Машка пинает армейским ботинком, возвращая меня из нереального забытья.

— Товарищ генерал! Мы с прапорщиком Баобабовой полностью признаем свою вину. — Машка теряет сознание и падает в объятия довольных полковников. — И наказание мы готовы понести самое суровое. Но я прошу только одного. Можем ли мы прокрутить только что просмотренную пленку в три целых четырнадцать сотых раз медленнее обычной скорости?

Задумчиво накручивает усы генерал. Так же задумчиво крутят пальцами у висков полковники. Даже капитан Угробов, рискующий собственным мундиром, разочарованно качает головой. Только Машка счастливо улыбается. Но она без сознания, и ее ободряющая улыбка не считается.

— На то, товарищ генерал, есть веские научные причины. У меня как специалиста по разной подозрительной информации имеется мнение, что мы можем увидеть дополнительные улики в этом непростом с уголовной точки зрения деле.

Генерал пожимает плечами. Говорит: “Нехай”, — и усаживается за столик. Он спешит домой, где его ждут внуки, которым он припас горсть чупсов.

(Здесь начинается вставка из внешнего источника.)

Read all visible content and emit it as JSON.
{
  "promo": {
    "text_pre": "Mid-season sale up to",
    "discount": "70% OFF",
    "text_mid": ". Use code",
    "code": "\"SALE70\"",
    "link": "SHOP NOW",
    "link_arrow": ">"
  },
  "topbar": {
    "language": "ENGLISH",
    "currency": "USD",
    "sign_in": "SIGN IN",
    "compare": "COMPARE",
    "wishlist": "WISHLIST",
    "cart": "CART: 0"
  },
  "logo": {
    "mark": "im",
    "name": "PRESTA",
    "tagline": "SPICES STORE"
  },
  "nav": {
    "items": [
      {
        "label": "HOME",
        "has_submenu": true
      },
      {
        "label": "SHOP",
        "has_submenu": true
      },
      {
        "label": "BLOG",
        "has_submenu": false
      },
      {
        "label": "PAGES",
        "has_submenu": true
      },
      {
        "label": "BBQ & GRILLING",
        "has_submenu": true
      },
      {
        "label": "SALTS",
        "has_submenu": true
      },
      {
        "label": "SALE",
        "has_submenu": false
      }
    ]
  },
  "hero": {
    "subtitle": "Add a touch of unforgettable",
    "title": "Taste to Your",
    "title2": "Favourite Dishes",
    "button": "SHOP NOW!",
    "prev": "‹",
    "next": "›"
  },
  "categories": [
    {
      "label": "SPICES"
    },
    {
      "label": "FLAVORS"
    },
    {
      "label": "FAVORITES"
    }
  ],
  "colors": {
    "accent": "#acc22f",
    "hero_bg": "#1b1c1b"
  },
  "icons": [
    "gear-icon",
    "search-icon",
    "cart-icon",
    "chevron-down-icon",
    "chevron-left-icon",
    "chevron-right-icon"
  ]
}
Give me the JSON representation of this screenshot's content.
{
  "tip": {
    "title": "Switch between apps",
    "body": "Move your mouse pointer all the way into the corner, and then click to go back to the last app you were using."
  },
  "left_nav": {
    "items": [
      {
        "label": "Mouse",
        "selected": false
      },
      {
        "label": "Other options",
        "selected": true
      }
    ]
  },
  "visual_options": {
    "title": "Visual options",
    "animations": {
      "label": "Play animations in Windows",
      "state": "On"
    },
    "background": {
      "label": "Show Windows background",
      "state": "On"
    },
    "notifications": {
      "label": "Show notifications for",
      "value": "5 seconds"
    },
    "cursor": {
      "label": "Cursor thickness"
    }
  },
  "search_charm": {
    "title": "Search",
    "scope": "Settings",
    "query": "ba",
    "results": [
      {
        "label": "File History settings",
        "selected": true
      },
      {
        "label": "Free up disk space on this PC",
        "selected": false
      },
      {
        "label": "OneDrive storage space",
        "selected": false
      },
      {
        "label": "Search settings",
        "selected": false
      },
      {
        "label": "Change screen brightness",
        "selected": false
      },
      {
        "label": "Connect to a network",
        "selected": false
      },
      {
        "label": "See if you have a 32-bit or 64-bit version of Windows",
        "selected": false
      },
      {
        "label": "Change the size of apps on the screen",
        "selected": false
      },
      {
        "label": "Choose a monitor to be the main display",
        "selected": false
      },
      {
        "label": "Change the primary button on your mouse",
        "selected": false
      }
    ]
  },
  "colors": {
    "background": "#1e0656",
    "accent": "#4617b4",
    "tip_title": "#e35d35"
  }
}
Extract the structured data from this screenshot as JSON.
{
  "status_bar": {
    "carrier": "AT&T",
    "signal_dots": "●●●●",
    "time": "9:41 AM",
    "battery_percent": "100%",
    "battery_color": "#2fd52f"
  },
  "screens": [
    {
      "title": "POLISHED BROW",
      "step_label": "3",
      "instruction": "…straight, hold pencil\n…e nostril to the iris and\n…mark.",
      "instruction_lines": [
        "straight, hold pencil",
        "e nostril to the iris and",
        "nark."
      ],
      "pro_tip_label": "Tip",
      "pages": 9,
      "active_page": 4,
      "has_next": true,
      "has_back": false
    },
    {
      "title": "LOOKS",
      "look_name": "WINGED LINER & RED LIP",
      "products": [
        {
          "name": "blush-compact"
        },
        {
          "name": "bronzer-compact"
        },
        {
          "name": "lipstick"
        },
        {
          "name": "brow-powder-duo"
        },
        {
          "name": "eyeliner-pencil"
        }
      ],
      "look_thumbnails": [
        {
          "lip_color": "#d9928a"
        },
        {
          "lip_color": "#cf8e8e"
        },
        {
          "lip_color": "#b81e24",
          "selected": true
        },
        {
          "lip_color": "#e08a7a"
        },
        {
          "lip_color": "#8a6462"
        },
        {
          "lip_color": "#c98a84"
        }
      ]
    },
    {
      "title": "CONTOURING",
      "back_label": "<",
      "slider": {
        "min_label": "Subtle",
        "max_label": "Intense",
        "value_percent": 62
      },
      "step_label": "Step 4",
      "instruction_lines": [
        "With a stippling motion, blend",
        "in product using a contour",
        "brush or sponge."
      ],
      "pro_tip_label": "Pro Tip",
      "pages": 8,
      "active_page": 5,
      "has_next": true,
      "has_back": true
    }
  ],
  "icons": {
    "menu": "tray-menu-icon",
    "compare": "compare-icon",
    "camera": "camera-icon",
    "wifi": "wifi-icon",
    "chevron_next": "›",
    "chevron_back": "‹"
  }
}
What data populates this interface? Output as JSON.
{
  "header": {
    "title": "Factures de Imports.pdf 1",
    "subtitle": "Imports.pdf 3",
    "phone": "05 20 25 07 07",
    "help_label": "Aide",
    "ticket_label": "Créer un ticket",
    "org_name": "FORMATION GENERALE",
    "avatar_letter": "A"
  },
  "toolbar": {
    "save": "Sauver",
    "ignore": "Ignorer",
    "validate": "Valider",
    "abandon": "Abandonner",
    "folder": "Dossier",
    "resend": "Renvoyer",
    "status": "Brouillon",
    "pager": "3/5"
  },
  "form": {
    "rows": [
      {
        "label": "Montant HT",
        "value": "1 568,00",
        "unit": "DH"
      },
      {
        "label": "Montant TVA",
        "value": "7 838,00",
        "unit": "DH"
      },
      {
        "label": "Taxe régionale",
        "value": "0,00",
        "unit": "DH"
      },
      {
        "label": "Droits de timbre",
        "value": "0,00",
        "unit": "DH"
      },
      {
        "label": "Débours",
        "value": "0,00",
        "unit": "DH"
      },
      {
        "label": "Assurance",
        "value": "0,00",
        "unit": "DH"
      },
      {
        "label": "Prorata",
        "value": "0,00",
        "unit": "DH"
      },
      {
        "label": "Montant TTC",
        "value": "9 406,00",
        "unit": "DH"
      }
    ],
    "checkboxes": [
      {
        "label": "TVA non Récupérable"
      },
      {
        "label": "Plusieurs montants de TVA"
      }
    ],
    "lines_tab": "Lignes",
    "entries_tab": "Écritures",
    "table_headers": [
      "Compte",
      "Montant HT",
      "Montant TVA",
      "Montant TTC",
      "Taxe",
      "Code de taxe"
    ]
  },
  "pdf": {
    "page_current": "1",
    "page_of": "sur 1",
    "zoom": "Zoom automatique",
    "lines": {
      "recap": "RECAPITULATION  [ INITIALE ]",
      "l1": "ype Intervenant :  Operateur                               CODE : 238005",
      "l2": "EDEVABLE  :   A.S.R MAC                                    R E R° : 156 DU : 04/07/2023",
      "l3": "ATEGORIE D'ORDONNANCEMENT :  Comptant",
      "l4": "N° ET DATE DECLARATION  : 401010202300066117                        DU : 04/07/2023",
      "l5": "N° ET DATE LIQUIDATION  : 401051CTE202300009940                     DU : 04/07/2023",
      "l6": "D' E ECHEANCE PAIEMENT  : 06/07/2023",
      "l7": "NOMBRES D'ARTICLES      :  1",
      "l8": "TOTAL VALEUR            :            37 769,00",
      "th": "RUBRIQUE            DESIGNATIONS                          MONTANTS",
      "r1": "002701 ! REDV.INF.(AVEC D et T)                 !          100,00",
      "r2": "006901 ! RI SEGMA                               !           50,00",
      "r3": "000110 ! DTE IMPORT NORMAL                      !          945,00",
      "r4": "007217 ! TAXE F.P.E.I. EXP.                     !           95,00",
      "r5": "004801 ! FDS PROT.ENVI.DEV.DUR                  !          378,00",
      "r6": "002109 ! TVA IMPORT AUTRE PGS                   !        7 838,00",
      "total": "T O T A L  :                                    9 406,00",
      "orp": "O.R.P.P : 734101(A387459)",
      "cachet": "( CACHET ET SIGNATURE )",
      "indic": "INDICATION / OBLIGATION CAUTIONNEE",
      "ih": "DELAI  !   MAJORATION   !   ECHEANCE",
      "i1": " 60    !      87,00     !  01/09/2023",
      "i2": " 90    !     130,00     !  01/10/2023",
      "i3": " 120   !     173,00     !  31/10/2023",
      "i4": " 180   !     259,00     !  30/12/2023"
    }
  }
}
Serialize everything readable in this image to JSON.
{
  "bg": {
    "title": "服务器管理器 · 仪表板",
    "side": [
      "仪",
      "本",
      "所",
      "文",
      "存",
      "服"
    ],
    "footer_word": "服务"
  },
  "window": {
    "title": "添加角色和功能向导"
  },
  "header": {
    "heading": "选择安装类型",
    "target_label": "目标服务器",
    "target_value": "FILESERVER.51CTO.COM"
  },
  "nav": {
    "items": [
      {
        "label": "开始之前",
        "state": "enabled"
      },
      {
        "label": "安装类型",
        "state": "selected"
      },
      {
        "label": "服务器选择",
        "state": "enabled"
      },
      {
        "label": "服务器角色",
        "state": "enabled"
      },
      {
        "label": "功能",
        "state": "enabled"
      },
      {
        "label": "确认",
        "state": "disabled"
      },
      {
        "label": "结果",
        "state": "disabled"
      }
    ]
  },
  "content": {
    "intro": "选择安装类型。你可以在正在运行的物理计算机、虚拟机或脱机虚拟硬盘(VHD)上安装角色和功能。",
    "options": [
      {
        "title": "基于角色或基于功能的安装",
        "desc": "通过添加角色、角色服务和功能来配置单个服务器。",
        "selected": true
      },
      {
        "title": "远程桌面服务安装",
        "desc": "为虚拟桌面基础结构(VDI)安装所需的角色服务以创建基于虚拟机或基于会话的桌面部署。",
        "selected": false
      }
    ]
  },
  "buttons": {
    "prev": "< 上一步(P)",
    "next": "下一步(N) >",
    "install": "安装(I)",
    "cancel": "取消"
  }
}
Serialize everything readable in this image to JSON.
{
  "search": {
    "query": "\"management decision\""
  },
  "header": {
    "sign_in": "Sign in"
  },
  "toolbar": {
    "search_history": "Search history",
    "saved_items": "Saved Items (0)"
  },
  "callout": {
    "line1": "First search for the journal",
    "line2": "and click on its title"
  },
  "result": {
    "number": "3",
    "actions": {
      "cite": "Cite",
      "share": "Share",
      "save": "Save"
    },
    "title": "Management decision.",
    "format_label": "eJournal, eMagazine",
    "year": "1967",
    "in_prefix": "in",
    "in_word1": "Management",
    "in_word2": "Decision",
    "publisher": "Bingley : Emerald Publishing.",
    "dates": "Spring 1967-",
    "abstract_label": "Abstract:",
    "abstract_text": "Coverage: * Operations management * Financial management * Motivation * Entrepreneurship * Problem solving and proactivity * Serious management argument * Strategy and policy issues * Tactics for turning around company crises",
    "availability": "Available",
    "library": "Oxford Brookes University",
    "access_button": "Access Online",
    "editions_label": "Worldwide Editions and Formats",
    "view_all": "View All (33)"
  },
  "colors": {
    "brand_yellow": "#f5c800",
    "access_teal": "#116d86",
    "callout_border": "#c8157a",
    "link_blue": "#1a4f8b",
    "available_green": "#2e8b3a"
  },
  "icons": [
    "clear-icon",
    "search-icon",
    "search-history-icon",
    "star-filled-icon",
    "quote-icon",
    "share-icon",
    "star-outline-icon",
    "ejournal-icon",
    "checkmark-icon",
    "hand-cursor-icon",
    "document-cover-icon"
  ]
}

Гаснут прожектора, загораются телевизоры. На экране снова я корчу рожи. Но теперь высовываю язык в три раза медленнее. Смотреть второй раз на безобразия не хочется, и я прошу у невидимого механика:

— Пожалуйста, с того места, где туман появляется.

Механику наплевать, с какого места. Сказали — сделал.

Неторопливо стекает в подземный переход густое молоко тумана. Беззаботные лица массовки проплывают мимо объектива. При замедленной съемке вижу, как из банки с выручкой за прошлогодние газеты тощий студент ворует мелочь. Протяжный стон доносится из клетки с прапорщиком.